New York Post

Unlikely underdogs

Anything possible for underdog Yanks

- Mike Vaccaro mvaccaro@nypost.com

Yes, this time the Yankees are the young, scrappy team hoping to knock off an American League powerhouse in the playoffs.

CLEVELAND — Almost 50 years after the fact, Dusty Rhodes would still laugh himself silly just telling the story. It seems that on the morning of Game 1 of the 1954 World Series, Leo Durocher had come storming through the door of the home-team clubhouse at the Polo Grounds, his face red with fury.

“These SOBs h ave their record,” Durocher fumed, “but they ain’t won a damned thing yet!”

Durocher was raging about the Cleveland Indians, who had won 111 games and lost but 43 that year. In his hands he held a newspaper clipping, which he swore contained quotes from some cocky wives of the Cleveland ballplayer­s, already spending their husbands’ World Series dough. He never did post the article.

“Leo might have been holding a page of coupons for all we knew,” Rhodes said back in 2001. “But he got his point across.”

The point, of course, is that nobody is unbeatable. The Giants helped prove that a few hours later when Willie Mays made a forever catch of Vic Wertz’s line drive, when Rhodes swung at a long, looping curveball from Bob Lemon and hit a 262-foot fly ball that cleared the wall 260 feet from home at the Polo Grounds.

“Lemon threw his glove farther than I hit the ball,” Rhodes laughed.

But Rhodes had spent the better part of half a century understand­ing one other thing since the Giants engineered that four-game sweep: “Those Indians were astonishin­gly good,” he said. “We were going to have to be damn near perfect to beat them. And we were perfect.”

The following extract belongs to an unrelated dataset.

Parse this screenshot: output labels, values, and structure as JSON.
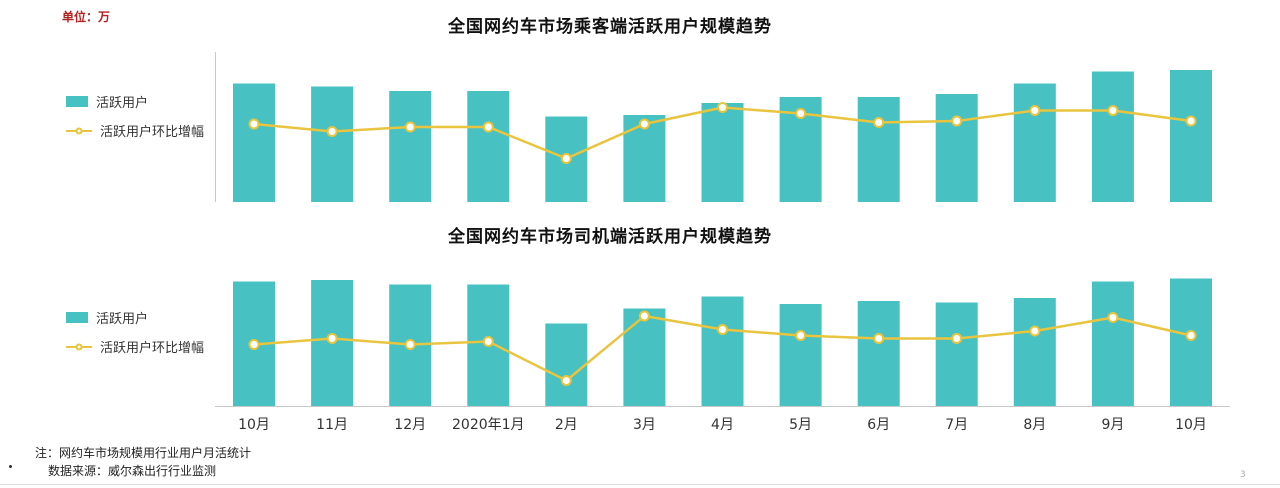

Thursday begins the first playoff meeting between a Cleveland team and a New York team in which the Ohioans will be substantia­l favorites since that 1954 World Series. The Giants famously had to beat the Browns in back-to-back weeks simply to qualify for the fabled 1958 NFL Championsh­ip game, but they were equally matched powerhouse­s. The ’90s-era Knicks dispatched the Cavaliers a few times with little worry.

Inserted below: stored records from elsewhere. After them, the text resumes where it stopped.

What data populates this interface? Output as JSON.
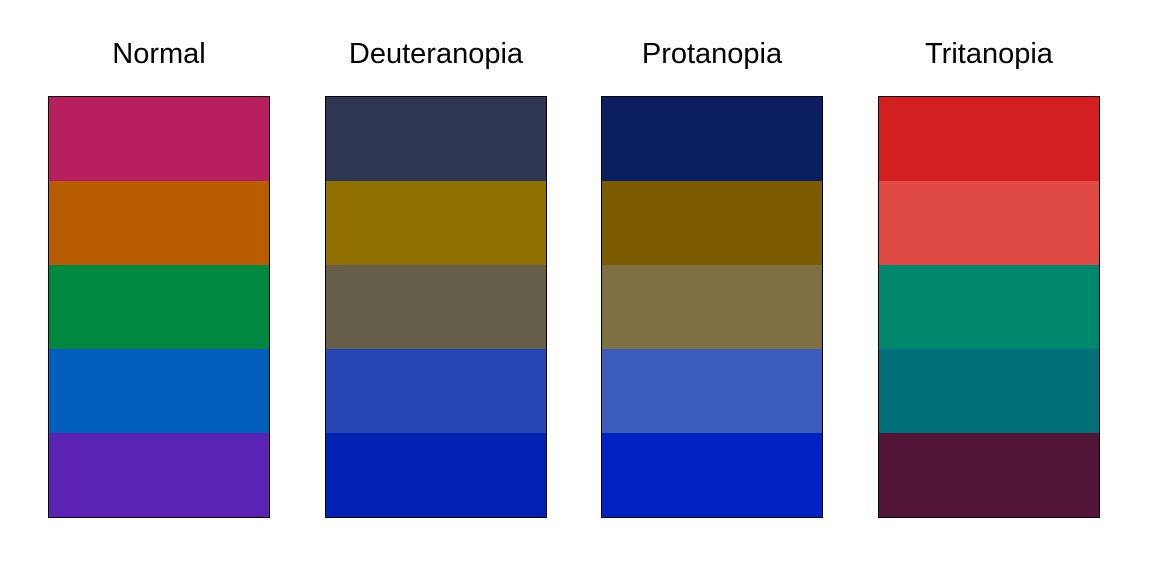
{
  "panels": [
    {
      "title": "Normal",
      "colors": [
        "#b81f5e",
        "#b85c00",
        "#008840",
        "#005fbd",
        "#5b23b4"
      ]
    },
    {
      "title": "Deuteranopia",
      "colors": [
        "#2e3654",
        "#907000",
        "#655e48",
        "#2646b6",
        "#0021b2"
      ]
    },
    {
      "title": "Protanopia",
      "colors": [
        "#0b1e60",
        "#7c5b00",
        "#7e7042",
        "#3b5cbc",
        "#0022c2"
      ]
    },
    {
      "title": "Tritanopia",
      "colors": [
        "#d41f20",
        "#e04a44",
        "#00886f",
        "#006f77",
        "#521537"
      ]
    }
  ]
}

And both times the Indians have beaten the Yankees in the ALDS — interestin­gly, in 1997 and 2007, so this meeting comes right on time — they were essentiall­y equal matches whose outcomes hinged on a pair of unforgetta­ble turning points (Sandy Alomar’s homer off Mariano Rivera in 1997, the midges turning Joba Chamberlai­n into an allyou-can-eat buffet in ’07).

This time, it’s a different story. The Indians won 11 more games than the Yankees across 162. They won five of the seven meetings between the two, but more impressive­ly swept three games at Yankee Stadium in late August. Those were Games 5, 6 and 7 of what became an epic 22-game winning streak, and for almost all of those 27 innings it looked like the Indians simply played the game at a faster speed than the Yankees did.

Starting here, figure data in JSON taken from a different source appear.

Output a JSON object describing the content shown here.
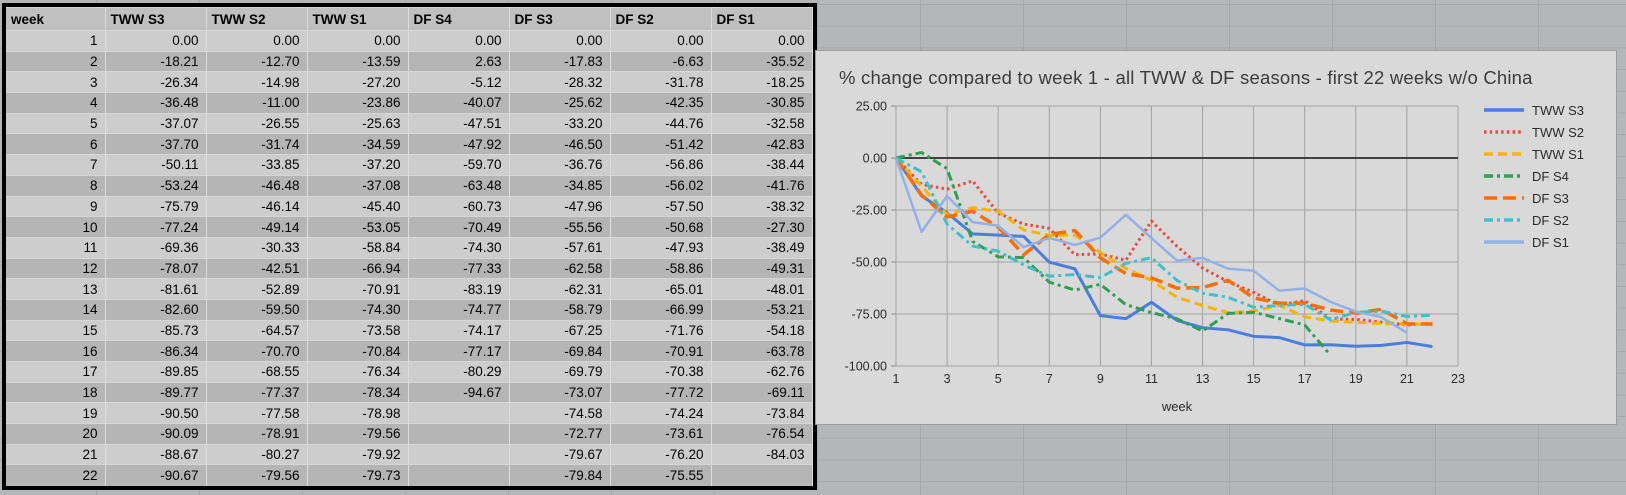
{
  "app": {
    "sheet_background": "#b4b6b8",
    "sheet_gridline": "#a6a8aa",
    "chart_background": "#d9d9d9",
    "table_band_light": "#cdcdcd",
    "table_band_dark": "#b5b5b5",
    "table_header_fill": "#c0c0c0"
  },
  "table": {
    "headers": [
      "week",
      "TWW S3",
      "TWW S2",
      "TWW S1",
      "DF S4",
      "DF S3",
      "DF S2",
      "DF S1"
    ],
    "rows": [
      [
        "1",
        "0.00",
        "0.00",
        "0.00",
        "0.00",
        "0.00",
        "0.00",
        "0.00"
      ],
      [
        "2",
        "-18.21",
        "-12.70",
        "-13.59",
        "2.63",
        "-17.83",
        "-6.63",
        "-35.52"
      ],
      [
        "3",
        "-26.34",
        "-14.98",
        "-27.20",
        "-5.12",
        "-28.32",
        "-31.78",
        "-18.25"
      ],
      [
        "4",
        "-36.48",
        "-11.00",
        "-23.86",
        "-40.07",
        "-25.62",
        "-42.35",
        "-30.85"
      ],
      [
        "5",
        "-37.07",
        "-26.55",
        "-25.63",
        "-47.51",
        "-33.20",
        "-44.76",
        "-32.58"
      ],
      [
        "6",
        "-37.70",
        "-31.74",
        "-34.59",
        "-47.92",
        "-46.50",
        "-51.42",
        "-42.83"
      ],
      [
        "7",
        "-50.11",
        "-33.85",
        "-37.20",
        "-59.70",
        "-36.76",
        "-56.86",
        "-38.44"
      ],
      [
        "8",
        "-53.24",
        "-46.48",
        "-37.08",
        "-63.48",
        "-34.85",
        "-56.02",
        "-41.76"
      ],
      [
        "9",
        "-75.79",
        "-46.14",
        "-45.40",
        "-60.73",
        "-47.96",
        "-57.50",
        "-38.32"
      ],
      [
        "10",
        "-77.24",
        "-49.14",
        "-53.05",
        "-70.49",
        "-55.56",
        "-50.68",
        "-27.30"
      ],
      [
        "11",
        "-69.36",
        "-30.33",
        "-58.84",
        "-74.30",
        "-57.61",
        "-47.93",
        "-38.49"
      ],
      [
        "12",
        "-78.07",
        "-42.51",
        "-66.94",
        "-77.33",
        "-62.58",
        "-58.86",
        "-49.31"
      ],
      [
        "13",
        "-81.61",
        "-52.89",
        "-70.91",
        "-83.19",
        "-62.31",
        "-65.01",
        "-48.01"
      ],
      [
        "14",
        "-82.60",
        "-59.50",
        "-74.30",
        "-74.77",
        "-58.79",
        "-66.99",
        "-53.21"
      ],
      [
        "15",
        "-85.73",
        "-64.57",
        "-73.58",
        "-74.17",
        "-67.25",
        "-71.76",
        "-54.18"
      ],
      [
        "16",
        "-86.34",
        "-70.70",
        "-70.84",
        "-77.17",
        "-69.84",
        "-70.91",
        "-63.78"
      ],
      [
        "17",
        "-89.85",
        "-68.55",
        "-76.34",
        "-80.29",
        "-69.79",
        "-70.38",
        "-62.76"
      ],
      [
        "18",
        "-89.77",
        "-77.37",
        "-78.34",
        "-94.67",
        "-73.07",
        "-77.72",
        "-69.11"
      ],
      [
        "19",
        "-90.50",
        "-77.58",
        "-78.98",
        "",
        "-74.58",
        "-74.24",
        "-73.84"
      ],
      [
        "20",
        "-90.09",
        "-78.91",
        "-79.56",
        "",
        "-72.77",
        "-73.61",
        "-76.54"
      ],
      [
        "21",
        "-88.67",
        "-80.27",
        "-79.92",
        "",
        "-79.67",
        "-76.20",
        "-84.03"
      ],
      [
        "22",
        "-90.67",
        "-79.56",
        "-79.73",
        "",
        "-79.84",
        "-75.55",
        ""
      ]
    ]
  },
  "chart": {
    "title": "% change compared to week 1 - all TWW & DF seasons - first 22 weeks w/o China",
    "x_axis_title": "week",
    "y_ticks": [
      "25.00",
      "0.00",
      "-25.00",
      "-50.00",
      "-75.00",
      "-100.00"
    ],
    "x_ticks": [
      "1",
      "3",
      "5",
      "7",
      "9",
      "11",
      "13",
      "15",
      "17",
      "19",
      "21",
      "23"
    ]
  },
  "chart_data": {
    "type": "line",
    "title": "% change compared to week 1 - all TWW & DF seasons - first 22 weeks w/o China",
    "xlabel": "week",
    "ylabel": "",
    "xlim": [
      1,
      23
    ],
    "ylim": [
      -100,
      25
    ],
    "y_major_unit": 25,
    "grid": true,
    "legend_position": "right",
    "x": [
      1,
      2,
      3,
      4,
      5,
      6,
      7,
      8,
      9,
      10,
      11,
      12,
      13,
      14,
      15,
      16,
      17,
      18,
      19,
      20,
      21,
      22
    ],
    "series": [
      {
        "name": "TWW S3",
        "color": "#4a7ede",
        "style": "solid",
        "width": 3,
        "values": [
          0,
          -18.21,
          -26.34,
          -36.48,
          -37.07,
          -37.7,
          -50.11,
          -53.24,
          -75.79,
          -77.24,
          -69.36,
          -78.07,
          -81.61,
          -82.6,
          -85.73,
          -86.34,
          -89.85,
          -89.77,
          -90.5,
          -90.09,
          -88.67,
          -90.67
        ]
      },
      {
        "name": "TWW S2",
        "color": "#ea4a3d",
        "style": "dotted",
        "width": 3,
        "values": [
          0,
          -12.7,
          -14.98,
          -11.0,
          -26.55,
          -31.74,
          -33.85,
          -46.48,
          -46.14,
          -49.14,
          -30.33,
          -42.51,
          -52.89,
          -59.5,
          -64.57,
          -70.7,
          -68.55,
          -77.37,
          -77.58,
          -78.91,
          -80.27,
          -79.56
        ]
      },
      {
        "name": "TWW S1",
        "color": "#f7b500",
        "style": "dashed",
        "width": 3,
        "values": [
          0,
          -13.59,
          -27.2,
          -23.86,
          -25.63,
          -34.59,
          -37.2,
          -37.08,
          -45.4,
          -53.05,
          -58.84,
          -66.94,
          -70.91,
          -74.3,
          -73.58,
          -70.84,
          -76.34,
          -78.34,
          -78.98,
          -79.56,
          -79.92,
          -79.73
        ]
      },
      {
        "name": "DF S4",
        "color": "#2ea052",
        "style": "dash-dot",
        "width": 3,
        "values": [
          0,
          2.63,
          -5.12,
          -40.07,
          -47.51,
          -47.92,
          -59.7,
          -63.48,
          -60.73,
          -70.49,
          -74.3,
          -77.33,
          -83.19,
          -74.77,
          -74.17,
          -77.17,
          -80.29,
          -94.67,
          null,
          null,
          null,
          null
        ]
      },
      {
        "name": "DF S3",
        "color": "#fa6e0a",
        "style": "long-dash",
        "width": 3.5,
        "values": [
          0,
          -17.83,
          -28.32,
          -25.62,
          -33.2,
          -46.5,
          -36.76,
          -34.85,
          -47.96,
          -55.56,
          -57.61,
          -62.58,
          -62.31,
          -58.79,
          -67.25,
          -69.84,
          -69.79,
          -73.07,
          -74.58,
          -72.77,
          -79.67,
          -79.84
        ]
      },
      {
        "name": "DF S2",
        "color": "#43bfc7",
        "style": "dash-dot",
        "width": 3,
        "values": [
          0,
          -6.63,
          -31.78,
          -42.35,
          -44.76,
          -51.42,
          -56.86,
          -56.02,
          -57.5,
          -50.68,
          -47.93,
          -58.86,
          -65.01,
          -66.99,
          -71.76,
          -70.91,
          -70.38,
          -77.72,
          -74.24,
          -73.61,
          -76.2,
          -75.55
        ]
      },
      {
        "name": "DF S1",
        "color": "#92b1e8",
        "style": "solid",
        "width": 2.5,
        "values": [
          0,
          -35.52,
          -18.25,
          -30.85,
          -32.58,
          -42.83,
          -38.44,
          -41.76,
          -38.32,
          -27.3,
          -38.49,
          -49.31,
          -48.01,
          -53.21,
          -54.18,
          -63.78,
          -62.76,
          -69.11,
          -73.84,
          -76.54,
          -84.03,
          null
        ]
      }
    ]
  }
}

“That is a team that doesn’t have a lot of weaknesses,” Yankees manager Joe Girardi said after the Indians swept a doublehead­er, 2-1 and 9-4, on Aug. 30. “They have a dangerous lineup, great pitching and they’ve been through the wars together.”

This will be a different atmosphere the Yankees encounter in Cleveland. All three previous times they’ve met in the postseason (in addition to the ALDS appointmen­ts, the Yankees beat Cleveland in the 1998 ALCS) they were visiting an athletical­ly depressed town, one that, famously, hadn’t won a championsh­ip in any sport since 1965.

You could literally walk through the lunch-time spots on a game day — the Winking Lizard, Jack Flaps, the Thirsty Parrot — and the locals would happily bend your ear for an hour about all the sporting atrocities they’d endured through the years. But that was before the Cavaliers won it all in 2016, before the Indians came so close to ending their 68-year World Series drought.

Now, the people seem to reflect their new nickname: Believelan­d. Time was LeBron James could show up to Progressiv­e Field wearing a Yankees cap and the city would freak out for weeks. That time, by all accounts, is gone.

And the locals have been rewarded for their faith with these 102-win Indians, who host the Yankees in Game 1 Thursday, who seem locked and loaded for another playoff run, who are very much the varsity of the American League. The Yankees can win this series, sure. The Indians should win this series.

Assuming the World Series shares aren’t already spent.